Как будто не заводился мотор. Чихал, вяло схватывал… И замолкал. Тогда я вышел на террасу, полную лунного света, включил радиоприемник.
— …не перестал оставаться последней надеждой на возвращение этой великой державы в лоно цивилизованных народов. Последние события позволяют предположить, что по-прежнему в стране сильны тенденции возврата к старой системе, хотя она уже зарекомендовала себя отжившей и мертворожденной. Младенческий возраст демократии не позволил беспрепятственно…
Я приглушил приемник, услыхав чьи-то шаги. Это был отец Никодим.
— Не спится? — спросил я. — Я вот тоже. Устал как собака, а все равно… Как подумаю, что будет завтра, кому достанется власть…
— Я думаю о другом, — вздохнул отец Никодим. — Признают ли меня дети убитого мной? Ведь придется когда-нибудь все им сказать, до того, как узнают сами от посторонних людей.
— Думаете — откроется? — спросил я первое, что пришло в голову.
— Я убил их отца, человека, когда-то заразившего меня постоянным поиском соотношения зла и добра, позволяющего творить благо для его детей. Он будто мне мстит! Ведь если бы он успел до своей гибели совершить достаточно зла по отношению к собственным детям, так что они не могли вспоминать его без содрогания и ужаса, я смог бы в полной мере одарить их всем, на что способна моя душа, чувствующая вину перед ними.

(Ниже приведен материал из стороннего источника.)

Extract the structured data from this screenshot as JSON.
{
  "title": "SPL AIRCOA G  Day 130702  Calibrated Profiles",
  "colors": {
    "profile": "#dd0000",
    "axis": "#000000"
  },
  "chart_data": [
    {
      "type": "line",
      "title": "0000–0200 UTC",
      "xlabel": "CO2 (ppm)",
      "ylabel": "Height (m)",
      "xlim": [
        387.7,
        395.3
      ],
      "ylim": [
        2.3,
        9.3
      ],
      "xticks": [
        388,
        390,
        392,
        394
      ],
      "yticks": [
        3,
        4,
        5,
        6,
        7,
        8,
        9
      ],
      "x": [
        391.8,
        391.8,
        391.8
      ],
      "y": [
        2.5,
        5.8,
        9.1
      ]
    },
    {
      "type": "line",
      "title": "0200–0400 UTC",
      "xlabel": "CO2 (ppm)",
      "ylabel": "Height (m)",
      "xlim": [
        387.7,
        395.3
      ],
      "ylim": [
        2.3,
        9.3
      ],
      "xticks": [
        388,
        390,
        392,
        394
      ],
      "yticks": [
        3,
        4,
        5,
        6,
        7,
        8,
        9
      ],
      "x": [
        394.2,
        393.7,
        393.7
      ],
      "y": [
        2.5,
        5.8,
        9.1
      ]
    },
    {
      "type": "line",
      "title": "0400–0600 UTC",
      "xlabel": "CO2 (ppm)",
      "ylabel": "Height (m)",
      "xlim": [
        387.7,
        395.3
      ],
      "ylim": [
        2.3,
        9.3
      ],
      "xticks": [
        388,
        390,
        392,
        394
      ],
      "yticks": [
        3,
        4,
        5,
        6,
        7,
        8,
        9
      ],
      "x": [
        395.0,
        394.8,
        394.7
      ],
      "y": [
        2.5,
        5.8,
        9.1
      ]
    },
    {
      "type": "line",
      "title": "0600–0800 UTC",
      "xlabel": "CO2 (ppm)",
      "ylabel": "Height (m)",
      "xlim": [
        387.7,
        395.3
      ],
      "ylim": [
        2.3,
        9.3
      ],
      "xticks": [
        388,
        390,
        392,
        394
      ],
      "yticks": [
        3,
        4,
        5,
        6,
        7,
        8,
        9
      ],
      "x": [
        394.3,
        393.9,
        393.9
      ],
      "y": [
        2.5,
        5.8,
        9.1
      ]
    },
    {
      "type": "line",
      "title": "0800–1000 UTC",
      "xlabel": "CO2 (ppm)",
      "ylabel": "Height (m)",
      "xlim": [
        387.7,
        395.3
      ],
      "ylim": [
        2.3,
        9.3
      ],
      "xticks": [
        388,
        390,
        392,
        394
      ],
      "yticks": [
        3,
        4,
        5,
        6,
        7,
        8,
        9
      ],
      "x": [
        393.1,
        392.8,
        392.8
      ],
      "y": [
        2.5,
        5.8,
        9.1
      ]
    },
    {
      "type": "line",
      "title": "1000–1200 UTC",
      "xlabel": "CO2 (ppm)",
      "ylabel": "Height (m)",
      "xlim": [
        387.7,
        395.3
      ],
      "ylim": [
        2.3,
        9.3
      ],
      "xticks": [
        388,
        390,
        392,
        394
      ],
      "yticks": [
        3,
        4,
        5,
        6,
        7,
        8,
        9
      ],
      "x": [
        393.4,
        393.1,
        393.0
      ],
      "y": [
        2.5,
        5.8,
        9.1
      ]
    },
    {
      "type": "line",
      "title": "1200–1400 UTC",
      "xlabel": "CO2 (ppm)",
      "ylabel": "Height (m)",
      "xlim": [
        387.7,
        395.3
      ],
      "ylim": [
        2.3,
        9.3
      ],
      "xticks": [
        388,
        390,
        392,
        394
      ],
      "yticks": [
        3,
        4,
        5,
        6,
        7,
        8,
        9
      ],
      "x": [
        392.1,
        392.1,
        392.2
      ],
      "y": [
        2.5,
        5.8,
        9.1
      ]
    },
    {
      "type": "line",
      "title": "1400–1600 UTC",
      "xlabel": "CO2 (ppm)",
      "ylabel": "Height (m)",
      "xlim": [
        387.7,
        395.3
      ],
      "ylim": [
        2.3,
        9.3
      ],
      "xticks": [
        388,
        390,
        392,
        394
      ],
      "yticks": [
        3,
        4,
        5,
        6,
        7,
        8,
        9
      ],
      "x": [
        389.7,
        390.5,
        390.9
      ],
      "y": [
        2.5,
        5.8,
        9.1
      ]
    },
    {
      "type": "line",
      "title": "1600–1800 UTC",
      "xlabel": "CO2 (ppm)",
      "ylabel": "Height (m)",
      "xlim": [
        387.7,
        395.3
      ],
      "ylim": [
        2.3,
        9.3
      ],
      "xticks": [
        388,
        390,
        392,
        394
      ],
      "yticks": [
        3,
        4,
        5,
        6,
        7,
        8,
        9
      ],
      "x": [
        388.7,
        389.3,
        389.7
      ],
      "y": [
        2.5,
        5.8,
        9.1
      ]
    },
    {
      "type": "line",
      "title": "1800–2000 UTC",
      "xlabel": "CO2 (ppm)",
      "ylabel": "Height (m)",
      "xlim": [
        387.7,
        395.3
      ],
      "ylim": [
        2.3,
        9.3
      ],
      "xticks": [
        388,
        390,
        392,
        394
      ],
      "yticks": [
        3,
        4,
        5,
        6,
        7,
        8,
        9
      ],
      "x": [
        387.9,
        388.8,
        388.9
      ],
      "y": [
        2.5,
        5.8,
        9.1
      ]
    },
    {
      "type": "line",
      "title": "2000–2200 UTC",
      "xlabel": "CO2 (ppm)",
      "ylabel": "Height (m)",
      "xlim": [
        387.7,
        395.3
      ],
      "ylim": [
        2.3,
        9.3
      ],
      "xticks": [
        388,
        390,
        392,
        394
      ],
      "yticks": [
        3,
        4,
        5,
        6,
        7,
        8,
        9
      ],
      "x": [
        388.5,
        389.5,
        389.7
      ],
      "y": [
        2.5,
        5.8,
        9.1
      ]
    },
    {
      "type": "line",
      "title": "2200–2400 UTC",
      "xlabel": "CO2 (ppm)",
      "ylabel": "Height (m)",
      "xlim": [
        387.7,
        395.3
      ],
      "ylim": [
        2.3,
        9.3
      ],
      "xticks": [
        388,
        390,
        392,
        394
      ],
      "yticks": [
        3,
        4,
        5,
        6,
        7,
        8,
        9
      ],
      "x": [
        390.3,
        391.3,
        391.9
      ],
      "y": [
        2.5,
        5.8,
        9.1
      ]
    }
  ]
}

И у них был бы я, любящий отец, с кем они забыли бы отца настоящего. Но когда зла недостаточно, то люди, а дети тем более, легко забывают его. И потому не способны воспринять добро в полной мере. И потому остаются в несчастье, постоянно колеблясь между злом и добром, не всегда различая их. Разве не познали многие народы истинную ценность согласия и братской любви, лишь выбравшись из кровавой купели братоубийства преображенными?
— Мы бывали, отец Никодим, не раз в этой купели… Или забыли нашу историю? Я подумал о другом. Вот мы работали с вами шоферами. Часто на морозе мотор никак не заводился. Чихал, с трудом проворачивался, потом глох. Не это ли происходит с тем, что затеял Радимов? Какой такой мороз не позволяет раскрутиться? Вечная мерзлота в душах?
— Этого я не знаю… — сказал отец Никодим. — Могу лишь предположить, что каждому народу или человеку отведена своя мера страданий или своя цена, которую он должен заплатить за истину…
— Уже поздно, отец Никодим, — сказал я. — Утром встанем пораньше.
Утром я отвез его домой. Дорогой он молчал, глядя прямо на дорогу. Я думал о том, что предстоит. О том, что происходит. И о том, что следует сделать.
Когда мы подъехали к его дому, женщина с двумя детьми вышла к нам, держа их за руки. Она обняла отца Никодима, припала лицом к его груди. Дети стояли рядом и смотрели исподлобья.
Часть III
1
В филармонию я приехал уже под вечер. Там все шушукались небольшими группками, а при виде меня смолкали и отводили глаза.
Что, уже началось? Я посмотрел на всякий случай на доску объявлений. Никаких новых приказов не было. Хотя, кроме меня, отдавать их было некому. Но мало ли…
— Всем на репетицию! — сказал я. — Вы что, не слышали?
— Это вы не слышали, — сказала мне староста. — Вышло распоряжение. Все руководители и начальники в нашем Крае должны пройти аттестацию. Без этого никого не допустят к работе.
Я смерил ее взглядом. Певичка не ах, строила глазки, постоянно напрашивалась на общественную работу, полагая, что этим можно компенсировать отсутствие вокальных данных.
— Где Елена Цаплина? — спросил я. — Я принял ее в наш хор. Она приходила?
— Приходила, — сказал наш концертмейстер. — Но у нее нет слуха! Не говоря уже о голосе.
— И вы ей об этом сказали.
— Дали понять, — улыбнулся он. — А что, Павел Сергеевич, решили заработать пару-тройку очков у новой власти? Ведь ее дядюшка как пострадавший, возведенный в сан мученика, теперь в фаворе.